Thursday, October 28, 2010

Thoughts of you

I thought of you today, the thought of you makes me feel joyfuly gay.

Our time apart, strengthens the love i have in my heart.

Like the stars in the sky, you shine your love without a try.

You make me feel beautiful, thats what makes our relationship so wonderful.

I think of you everyday, and love you in everyway.

Wednesday, October 27, 2010

The life I dreamt of.

        All my life I dreamed of being a stay at home mom. I would dream of 2 kids and this wonderful husband. We lived in this beautiful neighborhood full of wonderful people. The dinner parties we had were just fun, elegant and full of joy. Our house was the perfect size for our little family and life was just perfect. 

        My life has been far from perfect. There are things that I regret and would change if I had the chance. God has helped me through so much in my life. He is such an awesome God. He has not given me the "perfect life" I dreamt about, but its awfuly close.

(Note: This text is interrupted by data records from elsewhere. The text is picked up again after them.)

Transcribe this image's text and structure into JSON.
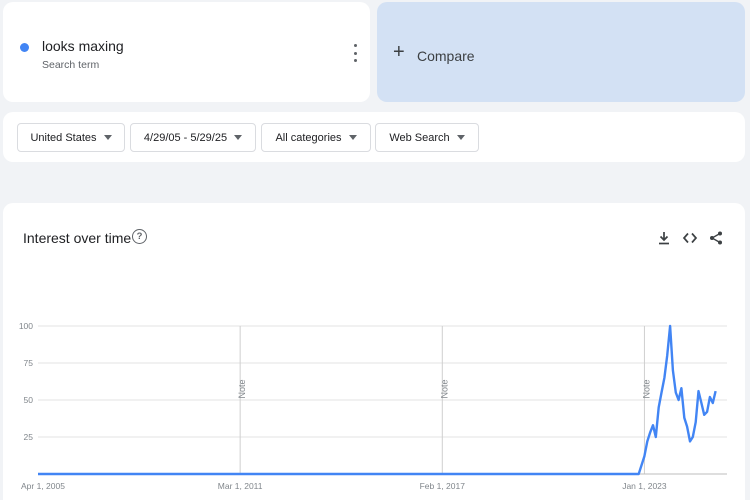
{
  "term": {
    "name": "looks maxing",
    "subtitle": "Search term",
    "color": "#4285f4"
  },
  "compare": {
    "plus": "+",
    "label": "Compare"
  },
  "filters": [
    "United States",
    "4/29/05 - 5/29/25",
    "All categories",
    "Web Search"
  ],
  "chart": {
    "title": "Interest over time",
    "help": "?",
    "note_label": "Note"
  },
  "chart_data": {
    "type": "line",
    "title": "Interest over time",
    "xlabel": "",
    "ylabel": "",
    "ylim": [
      0,
      100
    ],
    "yticks": [
      "25",
      "50",
      "75",
      "100"
    ],
    "xticks": [
      "Apr 1, 2005",
      "Mar 1, 2011",
      "Feb 1, 2017",
      "Jan 1, 2023"
    ],
    "notes": [
      "Note",
      "Note",
      "Note"
    ],
    "grid": true,
    "series": [
      {
        "name": "looks maxing",
        "color": "#4285f4",
        "points": [
          [
            "2005-04",
            0
          ],
          [
            "2022-11",
            0
          ],
          [
            "2023-01",
            12
          ],
          [
            "2023-02",
            22
          ],
          [
            "2023-03",
            28
          ],
          [
            "2023-04",
            33
          ],
          [
            "2023-05",
            25
          ],
          [
            "2023-06",
            45
          ],
          [
            "2023-07",
            55
          ],
          [
            "2023-08",
            65
          ],
          [
            "2023-09",
            80
          ],
          [
            "2023-10",
            100
          ],
          [
            "2023-11",
            70
          ],
          [
            "2023-12",
            55
          ],
          [
            "2024-01",
            50
          ],
          [
            "2024-02",
            58
          ],
          [
            "2024-03",
            38
          ],
          [
            "2024-04",
            32
          ],
          [
            "2024-05",
            22
          ],
          [
            "2024-06",
            25
          ],
          [
            "2024-07",
            35
          ],
          [
            "2024-08",
            56
          ],
          [
            "2024-09",
            48
          ],
          [
            "2024-10",
            40
          ],
          [
            "2024-11",
            42
          ],
          [
            "2024-12",
            52
          ],
          [
            "2025-01",
            48
          ],
          [
            "2025-02",
            56
          ]
        ]
      }
    ]
  }
}
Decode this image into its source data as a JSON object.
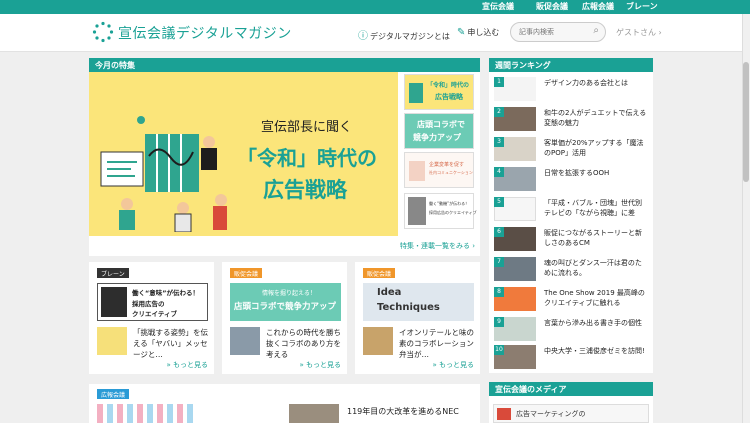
{
  "top_links": [
    "宣伝会議",
    "販促会議",
    "広報会議",
    "ブレーン"
  ],
  "header": {
    "logo_text": "宣伝会議デジタルマガジン",
    "nav_about": "デジタルマガジンとは",
    "nav_apply": "申し込む",
    "search_placeholder": "記事内検索",
    "guest_label": "ゲストさん ›"
  },
  "feature": {
    "section_title": "今月の特集",
    "headline_line1": "宣伝部長に聞く",
    "headline_line2": "「令和」時代の",
    "headline_line3": "広告戦略",
    "side_thumbs": [
      {
        "line1": "「令和」時代の",
        "line2": "広告戦略"
      },
      {
        "line1": "店頭コラボで",
        "line2": "競争力アップ"
      },
      {
        "line1": "企業変革を促す",
        "line2": "社内コミュニケーション"
      },
      {
        "line1": "働く“動機”が伝わる！",
        "line2": "採用広告のクリエイティブ"
      }
    ],
    "link_more": "特集・連載一覧をみる ›"
  },
  "cards": [
    {
      "badge": "ブレーン",
      "badge_color": "#333333",
      "banner_line1": "働く“意味”が伝わる！",
      "banner_line2": "採用広告の",
      "banner_line3": "クリエイティブ",
      "text": "「挑戦する姿勢」を伝える「ヤバい」メッセージと…",
      "more": "» もっと見る"
    },
    {
      "badge": "販促会議",
      "badge_color": "#f0962a",
      "banner_line1": "情報を掘り起える！",
      "banner_line2": "店頭コラボで競争力アップ",
      "text": "これからの時代を勝ち抜くコラボのあり方を考える",
      "more": "» もっと見る"
    },
    {
      "badge": "販促会議",
      "badge_color": "#f0962a",
      "banner_line1": "Idea",
      "banner_line2": "Techniques",
      "text": "イオンリテールと味の素のコラボレーション弁当が…",
      "more": "» もっと見る"
    }
  ],
  "bottom": {
    "badge": "広報会議",
    "badge_color": "#2a9bd6",
    "headline": "119年目の大改革を進めるNEC"
  },
  "ranking": {
    "section_title": "週間ランキング",
    "items": [
      {
        "num": "1",
        "title": "デザイン力のある会社とは"
      },
      {
        "num": "2",
        "title": "和牛の2人がデュエットで伝える変態の魅力"
      },
      {
        "num": "3",
        "title": "客単価が20%アップする「魔法のPOP」活用"
      },
      {
        "num": "4",
        "title": "日常を拡張するOOH"
      },
      {
        "num": "5",
        "title": "「平成・バブル・団塊」世代別テレビの「ながら視聴」に差"
      },
      {
        "num": "6",
        "title": "販促につながるストーリーと新しさのあるCM"
      },
      {
        "num": "7",
        "title": "魂の叫びとダンス一汗は君のために流れる。"
      },
      {
        "num": "8",
        "title": "The One Show 2019 最高峰のクリエイティブに触れる"
      },
      {
        "num": "9",
        "title": "言葉から滲み出る書き手の個性"
      },
      {
        "num": "10",
        "title": "中央大学・三浦俊彦ゼミを訪問!"
      }
    ]
  },
  "media": {
    "section_title": "宣伝会議のメディア",
    "teaser": "広告マーケティングの"
  },
  "colors": {
    "brand": "#1aa195",
    "feature_bg": "#fbe57a",
    "hanbai": "#f0962a"
  }
}
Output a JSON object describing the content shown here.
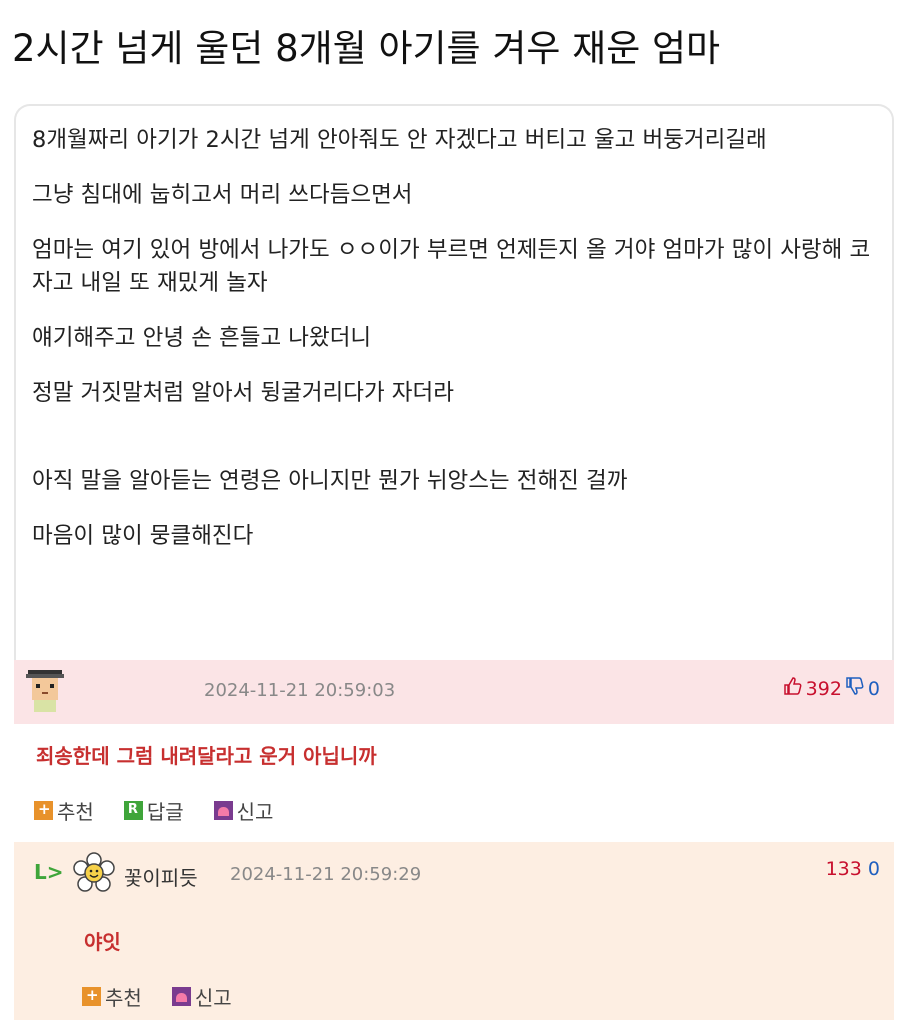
{
  "title": "2시간 넘게 울던 8개월 아기를 겨우 재운 엄마",
  "post": {
    "paragraphs": [
      "8개월짜리 아기가 2시간 넘게 안아줘도 안 자겠다고 버티고 울고 버둥거리길래",
      "그냥 침대에 눕히고서 머리 쓰다듬으면서",
      "엄마는 여기 있어 방에서 나가도 ㅇㅇ이가 부르면 언제든지 올 거야 엄마가 많이 사랑해 코 자고 내일 또 재밌게 놀자",
      "얘기해주고 안녕 손 흔들고 나왔더니",
      "정말 거짓말처럼 알아서 뒹굴거리다가 자더라",
      "아직 말을 알아듣는 연령은 아니지만 뭔가 뉘앙스는 전해진 걸까",
      "마음이 많이 뭉클해진다"
    ]
  },
  "comment": {
    "timestamp": "2024-11-21 20:59:03",
    "upvotes": "392",
    "downvotes": "0",
    "text": "죄송한데 그럼 내려달라고 운거 아닙니까",
    "actions": {
      "recommend": "추천",
      "reply": "답글",
      "report": "신고"
    }
  },
  "reply": {
    "arrow": "L>",
    "nickname": "꽃이피듯",
    "timestamp": "2024-11-21 20:59:29",
    "upvotes": "133",
    "downvotes": "0",
    "text": "야잇",
    "actions": {
      "recommend": "추천",
      "report": "신고"
    }
  },
  "icons": {
    "upvote": "thumbs-up-icon",
    "downvote": "thumbs-down-icon",
    "avatar1": "pixel-character-avatar",
    "avatar2": "flower-avatar"
  },
  "colors": {
    "comment_header_bg": "#fbe4e6",
    "reply_bg": "#fdeee2",
    "comment_text": "#c72f2f",
    "upvote": "#c8102e",
    "downvote": "#1f5fbf"
  }
}
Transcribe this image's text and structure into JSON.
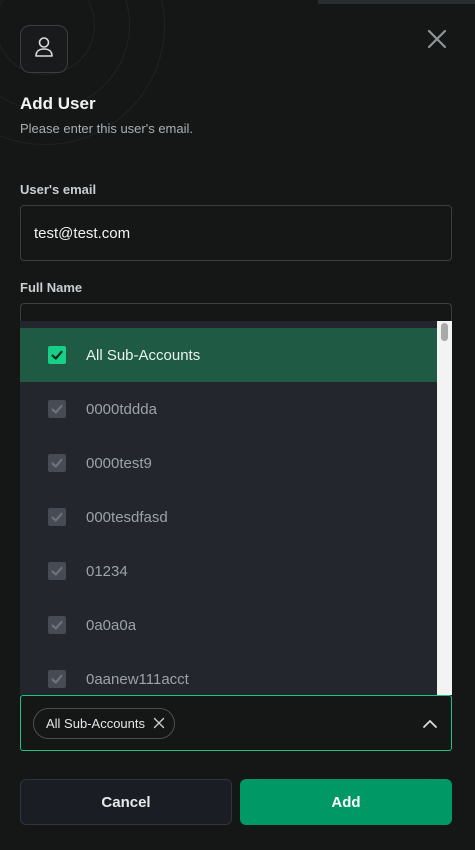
{
  "colors": {
    "accent": "#009966",
    "checkbox_checked": "#17d088",
    "selected_row": "#1f5a44",
    "focus_border": "#1cc47e"
  },
  "header": {
    "avatar_icon": "user-icon",
    "close_icon": "close-icon",
    "title": "Add User",
    "subtitle": "Please enter this user's email."
  },
  "form": {
    "email_label": "User's email",
    "email_value": "test@test.com",
    "fullname_label": "Full Name",
    "fullname_value": ""
  },
  "dropdown": {
    "items": [
      {
        "label": "All Sub-Accounts",
        "checked": true,
        "selected": true
      },
      {
        "label": "0000tddda",
        "checked": true,
        "selected": false
      },
      {
        "label": "0000test9",
        "checked": true,
        "selected": false
      },
      {
        "label": "000tesdfasd",
        "checked": true,
        "selected": false
      },
      {
        "label": "01234",
        "checked": true,
        "selected": false
      },
      {
        "label": "0a0a0a",
        "checked": true,
        "selected": false
      },
      {
        "label": "0aanew111acct",
        "checked": true,
        "selected": false
      }
    ]
  },
  "select": {
    "chip_label": "All Sub-Accounts",
    "chevron_icon": "chevron-up-icon"
  },
  "actions": {
    "cancel_label": "Cancel",
    "add_label": "Add"
  }
}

        I have a wonderful man in my life. Wes is my partner, my love, but most of all he is my friend. We will stay up late at night just talking and laughing. I think about him every hour of everyday. When he goes out of town for a few days I get so alone. He calls me when he can and I always wait for those phone calls. When he comes home I become a teenager all giddy with butterflies. I love this man with all my life and plan on spending the rest of my life with him.

        God has also given me the most wonderful child I could ever ask for. Christopher is always happy. He is also very smart. Some of the things that he does are just amazing to me. Its funny how when a 1 year old boy puts a square block in a square hole just excites you to no end. I really think he will excel through anything and everything he does.

       Like in my dream I am a stay at home mom. As long as the finances allow it, it will stay that way. The joy I get from keeping my home a happy home is just awesome. I can admit that when Wes is gone on a job out of town I do slack a little. By the time he gets home you wouldn't know it though.

      Not everything in my dream came true but its pretty darn close. I love my life and can't wait to see what the good lord has in store for me next.